Le dernier rapport du GIEC préconise une agriculture plus respectueuse de l'environnement, tel est le message que j'entends à la radio. La manière de le présenter n'est pas neutre, et affecte le contenu même du rapport, l'image que chacun se fait de la voie à suivre. Le respect, souvent évoqué, propose une vision bien défensive. Il s'agit de faire attention, de ne pas dégrader le milieu naturel dans toutes ses composantes, biodivesrité, cycle de l'eau, qualité des sols, climat, etc. C'est bien le minimum, et c'est une vision placée de fait sous le signe de la contrainte - Attention à ne pas dégrader - toujours une approche restrictive, propre à brider la liberté de manoeuvre et la créativité. C'est tout le contraire de ce que représente le développement durable.
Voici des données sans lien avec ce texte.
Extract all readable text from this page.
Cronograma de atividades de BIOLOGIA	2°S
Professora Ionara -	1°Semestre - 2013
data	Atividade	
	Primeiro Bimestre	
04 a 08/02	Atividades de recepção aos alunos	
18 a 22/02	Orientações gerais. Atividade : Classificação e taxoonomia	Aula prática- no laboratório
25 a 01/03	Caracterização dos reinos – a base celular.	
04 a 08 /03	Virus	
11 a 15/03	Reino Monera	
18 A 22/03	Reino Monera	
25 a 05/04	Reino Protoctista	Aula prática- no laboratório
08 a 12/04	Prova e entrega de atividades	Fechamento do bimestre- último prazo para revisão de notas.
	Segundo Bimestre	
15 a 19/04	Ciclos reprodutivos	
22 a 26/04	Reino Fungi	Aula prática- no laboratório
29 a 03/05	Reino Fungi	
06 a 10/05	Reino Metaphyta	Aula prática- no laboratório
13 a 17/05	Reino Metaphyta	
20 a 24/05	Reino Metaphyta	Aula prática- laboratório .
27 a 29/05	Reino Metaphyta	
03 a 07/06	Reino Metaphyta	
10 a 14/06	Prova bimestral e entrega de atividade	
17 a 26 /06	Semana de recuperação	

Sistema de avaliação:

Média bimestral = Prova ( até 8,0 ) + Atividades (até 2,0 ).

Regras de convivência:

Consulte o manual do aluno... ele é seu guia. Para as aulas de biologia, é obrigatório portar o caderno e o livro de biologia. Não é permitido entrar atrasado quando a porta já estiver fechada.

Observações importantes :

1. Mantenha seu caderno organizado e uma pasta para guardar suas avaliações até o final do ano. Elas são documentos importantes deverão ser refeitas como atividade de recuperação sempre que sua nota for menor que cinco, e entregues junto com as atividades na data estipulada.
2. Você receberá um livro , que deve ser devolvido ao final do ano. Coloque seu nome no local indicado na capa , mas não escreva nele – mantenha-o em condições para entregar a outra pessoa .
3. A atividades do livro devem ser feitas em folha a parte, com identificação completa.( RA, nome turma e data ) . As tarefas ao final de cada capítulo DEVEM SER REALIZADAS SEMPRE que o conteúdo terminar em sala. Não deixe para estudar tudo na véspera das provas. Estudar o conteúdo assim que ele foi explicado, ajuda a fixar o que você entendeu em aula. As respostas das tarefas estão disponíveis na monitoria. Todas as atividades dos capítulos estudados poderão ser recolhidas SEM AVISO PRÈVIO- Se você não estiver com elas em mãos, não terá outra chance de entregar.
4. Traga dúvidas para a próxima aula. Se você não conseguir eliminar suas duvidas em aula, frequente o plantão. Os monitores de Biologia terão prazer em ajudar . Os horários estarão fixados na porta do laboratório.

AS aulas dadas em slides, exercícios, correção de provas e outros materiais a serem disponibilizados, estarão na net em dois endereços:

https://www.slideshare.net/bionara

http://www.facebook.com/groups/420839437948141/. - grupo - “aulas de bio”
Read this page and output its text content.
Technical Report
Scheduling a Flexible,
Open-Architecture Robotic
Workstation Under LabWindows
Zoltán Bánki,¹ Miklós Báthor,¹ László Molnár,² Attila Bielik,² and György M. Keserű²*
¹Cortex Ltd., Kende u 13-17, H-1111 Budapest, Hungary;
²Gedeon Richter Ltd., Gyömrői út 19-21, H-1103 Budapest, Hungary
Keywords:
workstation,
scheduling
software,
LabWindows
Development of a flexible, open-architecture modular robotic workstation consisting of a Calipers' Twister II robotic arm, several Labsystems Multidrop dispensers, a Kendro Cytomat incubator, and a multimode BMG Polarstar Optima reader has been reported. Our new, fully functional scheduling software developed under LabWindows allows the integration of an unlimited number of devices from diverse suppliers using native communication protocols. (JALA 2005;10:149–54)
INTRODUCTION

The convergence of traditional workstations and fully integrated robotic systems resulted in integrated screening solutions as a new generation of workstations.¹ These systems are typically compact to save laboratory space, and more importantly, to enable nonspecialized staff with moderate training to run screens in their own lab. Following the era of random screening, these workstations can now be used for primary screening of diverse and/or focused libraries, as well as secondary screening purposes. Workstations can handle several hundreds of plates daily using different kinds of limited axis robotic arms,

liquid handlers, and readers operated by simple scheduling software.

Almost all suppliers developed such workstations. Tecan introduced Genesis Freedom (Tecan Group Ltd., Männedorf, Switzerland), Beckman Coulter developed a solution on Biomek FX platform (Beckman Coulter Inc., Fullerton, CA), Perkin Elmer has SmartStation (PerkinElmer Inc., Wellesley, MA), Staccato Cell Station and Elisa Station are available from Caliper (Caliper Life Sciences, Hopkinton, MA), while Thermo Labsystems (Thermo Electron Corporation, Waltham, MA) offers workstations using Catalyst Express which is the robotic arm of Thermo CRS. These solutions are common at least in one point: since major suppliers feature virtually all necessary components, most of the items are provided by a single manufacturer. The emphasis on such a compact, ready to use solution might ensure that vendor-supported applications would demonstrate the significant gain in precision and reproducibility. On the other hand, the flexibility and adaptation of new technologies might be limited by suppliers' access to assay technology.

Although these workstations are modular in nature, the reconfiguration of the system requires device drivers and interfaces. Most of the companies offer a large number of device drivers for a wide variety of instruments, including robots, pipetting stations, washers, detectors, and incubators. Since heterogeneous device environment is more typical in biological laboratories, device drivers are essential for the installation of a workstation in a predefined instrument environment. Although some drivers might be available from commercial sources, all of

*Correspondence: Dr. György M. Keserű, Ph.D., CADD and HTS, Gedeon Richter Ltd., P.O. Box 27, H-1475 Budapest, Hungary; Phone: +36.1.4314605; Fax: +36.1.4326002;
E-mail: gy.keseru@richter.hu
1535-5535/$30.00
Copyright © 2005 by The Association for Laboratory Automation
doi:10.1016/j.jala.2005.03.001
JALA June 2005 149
Il faut jouer avec la nature, pour à la fois enrichir le milieu et produire plus pour satisfaire nos besoins. Le futur et le présent s'y retrouvent. C'est un appel à la créativité pour imaginer de nouvelles relations avec la nature, ce qui impose de la connaître intimement, de savoir comment elle se comporte dans sa complexité. Nous sommes loin du respect, qui impose une certaine distance et n'oblige pas à comprendre. C'est une symbiose à inventer, qui sera différente dans chaque champ, dans chaque forêt, en fonction des sols, du climat, de l'exposition, de la pente, etc. Nous sommes bien au-delà du respect, lequel nous renvoit à une posture passive. La question, évoquée aujourd'hui à l'occasion du rapport du GIEC, est générale et concerne l'environnement dans tous ses aspects. Il est souvent présenté comme une contrainte, qui s'ajoute aux nombreuses autres, telles que la sécurité, la solidarité, etc. C'est l'idée que l'on fait comme avant, avec en plus difficulté supplémentaire, donc des surcouts, des délais, des complications de toutes natures. Tout ça n'est pas très engageant. C'est comme la HQE, haute qualité environnementale des bâtiments. Ce n'est pas un bâtiment "comme avant", avec en plus une couche d'environnement, quelques panneaux solaires et quelques arbres. C'est une autre manière de concevoir l'ouvrage, dès les premières étapes, et notamment de la commande, avant même d'imaginer le projet. Le développement durable nous conduit à changer de regard. Il ne s'agit pas de faire durer le passé en le corrigeant ici et là, mais d'inventer de nouvelles manières de produire, de nouveaux modes de vie. Non plus une approche défensive, mais une démarche offensive, pour ouvrir de nouveaux horizons.